Can the Democrats return to their liberal traditions? Can they replicate the economic populism that animated William Jennings Bryan’s three losing presidential races, which, with the help of the labor movement’s 1930s upsurge and a terrified but visionary patrician president, contributed to fulfillment of the progressives’ 30-year dream? I would not be so foolish as to predict that it is too late for the Democrats. After all, from Roosevelt to Kennedy they rode to victory on the basis of a solid, segregationist South. Then, in 1964, Lyndon Johnson capitulated to the black freedom movement’s demands for an end to the legal basis of Jim Crow. This act of political suicide helped defeat the Democrats in all but a single presidential election for 18 years.

Yet unlike Bryan, whose rise was propelled by a vigorous agrarian populism, save for movements for sexual freedom, the post-1960s Democrats have not felt the heat from below. Owing to a national policy that favors big business, small farmers are virtually extinct, and the civil-rights movement suffers from very selective success. Affirmative action has swelled the ranks of black professionals, but few look back at the masses of urban blacks wallowing in poverty, especially the millions of black men who are permanently unemployed. The labor movement, which still accounts for 24 percent of the voters in national elections, is too scared and scarred to make significant demands. Instead it pours tens of millions of dollars into Democratic Party coffers and millions more into attack ads that help the party during election campaigns. In April 2004 the leading feminist organizations were able to turn out a million marchers for abortion rights, many of them young, independent voters. Kerry greeted the march with his usual “I’m personally opposed to abortion but . . .,” and, in the same month, he went out of his way to announce his opposition to gay marriage. Kerry and the Democrats are constantly looking over their shoulders to the ghost of social conservatism.

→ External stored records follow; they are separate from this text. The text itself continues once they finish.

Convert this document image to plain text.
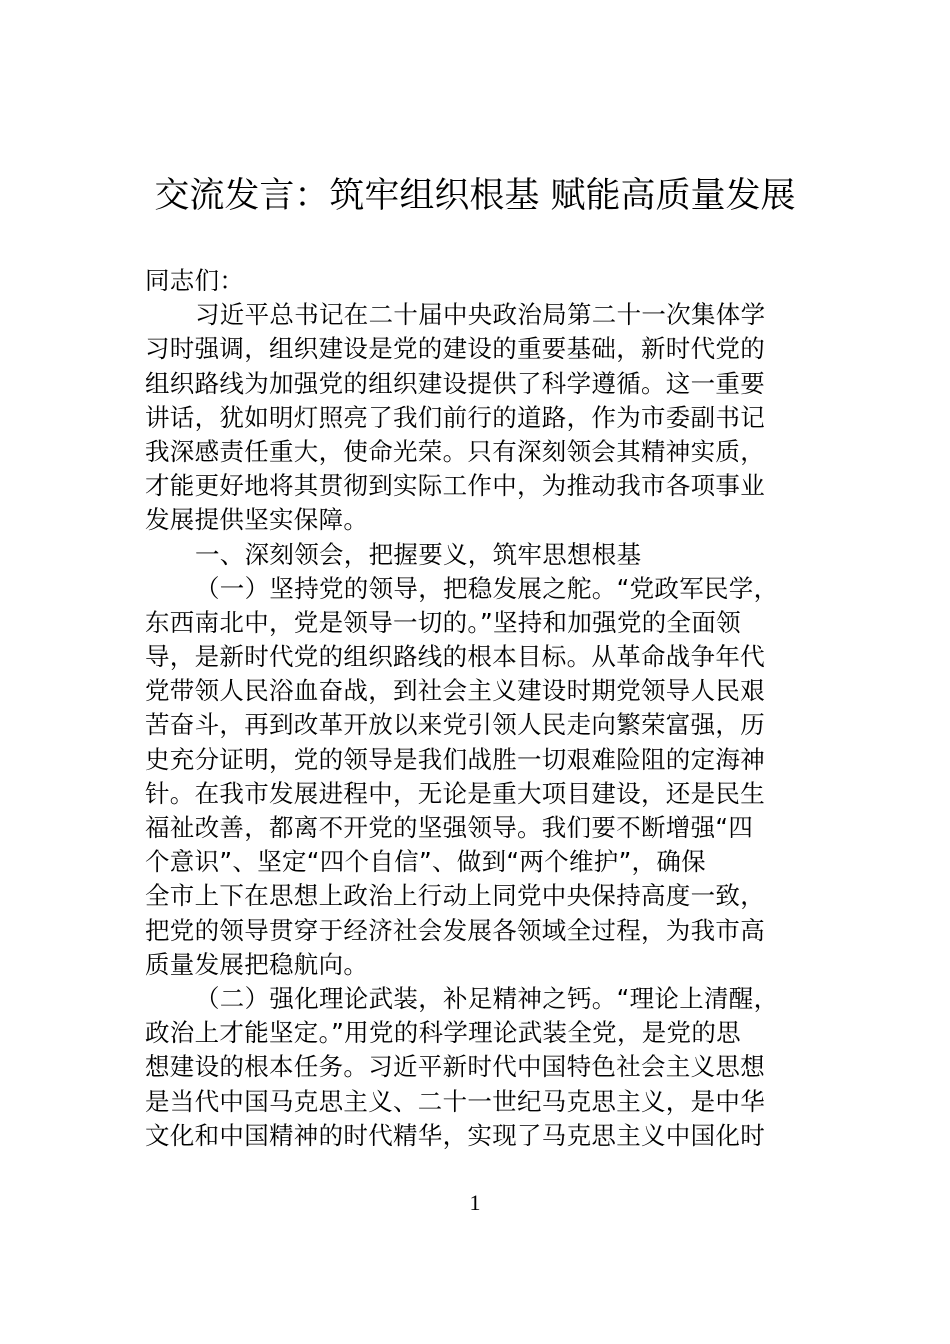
交流发言：筑牢组织根基 赋能高质量发展
同志们：
习近平总书记在二十届中央政治局第二十一次集体学
习时强调，组织建设是党的建设的重要基础，新时代党的
组织路线为加强党的组织建设提供了科学遵循。这一重要
讲话，犹如明灯照亮了我们前行的道路，作为市委副书记
我深感责任重大，使命光荣。只有深刻领会其精神实质，
才能更好地将其贯彻到实际工作中，为推动我市各项事业
发展提供坚实保障。
一、深刻领会，把握要义，筑牢思想根基
（一）坚持党的领导，把稳发展之舵。“党政军民学，
东西南北中，党是领导一切的。”坚持和加强党的全面领
导，是新时代党的组织路线的根本目标。从革命战争年代
党带领人民浴血奋战，到社会主义建设时期党领导人民艰
苦奋斗，再到改革开放以来党引领人民走向繁荣富强，历
史充分证明，党的领导是我们战胜一切艰难险阻的定海神
针。在我市发展进程中，无论是重大项目建设，还是民生
福祉改善，都离不开党的坚强领导。我们要不断增强“四
个意识”、坚定“四个自信”、做到“两个维护”，确保
全市上下在思想上政治上行动上同党中央保持高度一致，
把党的领导贯穿于经济社会发展各领域全过程，为我市高
质量发展把稳航向。
（二）强化理论武装，补足精神之钙。“理论上清醒，
政治上才能坚定。”用党的科学理论武装全党，是党的思
想建设的根本任务。习近平新时代中国特色社会主义思想
是当代中国马克思主义、二十一世纪马克思主义，是中华
文化和中国精神的时代精华，实现了马克思主义中国化时
1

It may be that, in the closing weeks of the election, Kerry will heed the warnings—not the least of which emanates from Nader’s independent candidacy—that unless he opposes the administration’s militarism and moves toward an aggressive economic populism that promises universal health care and real jobs, he risks defeat. Conservatism, as Perlstein points out, cannot mobilize the discontented. To be sure, Bush will lose some conservative voters because of his profligacy. But to sacrifice the chance of bringing millions of new voters into the electorate for ephemeral conservative gains corresponds to the deep-seated reserve of the centrist strategists who run Democratic campaigns. The trick is to hold on to the centrists who, after all, have no place to go while reaching out to Americans (perhaps a majority) who have serious doubts about U.S. foreign policy and are feeling the cold wind of economic insecurity, whether they have a job or not. For the new feature of the current malaise is that the growing army of knowledge workers, as well as industrial and service workers, know they are subject to outsourcing, technological displacement, and wage stagnation. Some may vote for Democrats out of sheer frustration. Hearing no answers, others may stay at home.

Then there are the 20 million full-time workers who earn wages at or below the ridiculously low poverty line. The tacit policy of both political parties has been to ignore this large segment of the adult population. Some are immigrants who cannot vote. But most are eligible to register. If they are mobilized to go to the polls it would be a signal that the Democrats intend to reverse direction. If only 20 percent of this group—largely black and Latino—actually votes, the party’s candidates would win handily in November. The downside is that in platform and rhetoric the Democrats would need to acquire a class line. And herein lies a conundrum. The 2004 Democratic Party is still committed to a swing-voter strategy that implies a distinctly corporate and upper-middle-class constituency. Unless the Democrats seriously try to attract the largely unorganized working poor, they are doomed to fight within the narrow compass of the fraction of the adult population whose economic station is toward the top of the social structure. And that is not the stuff that dreams are made of.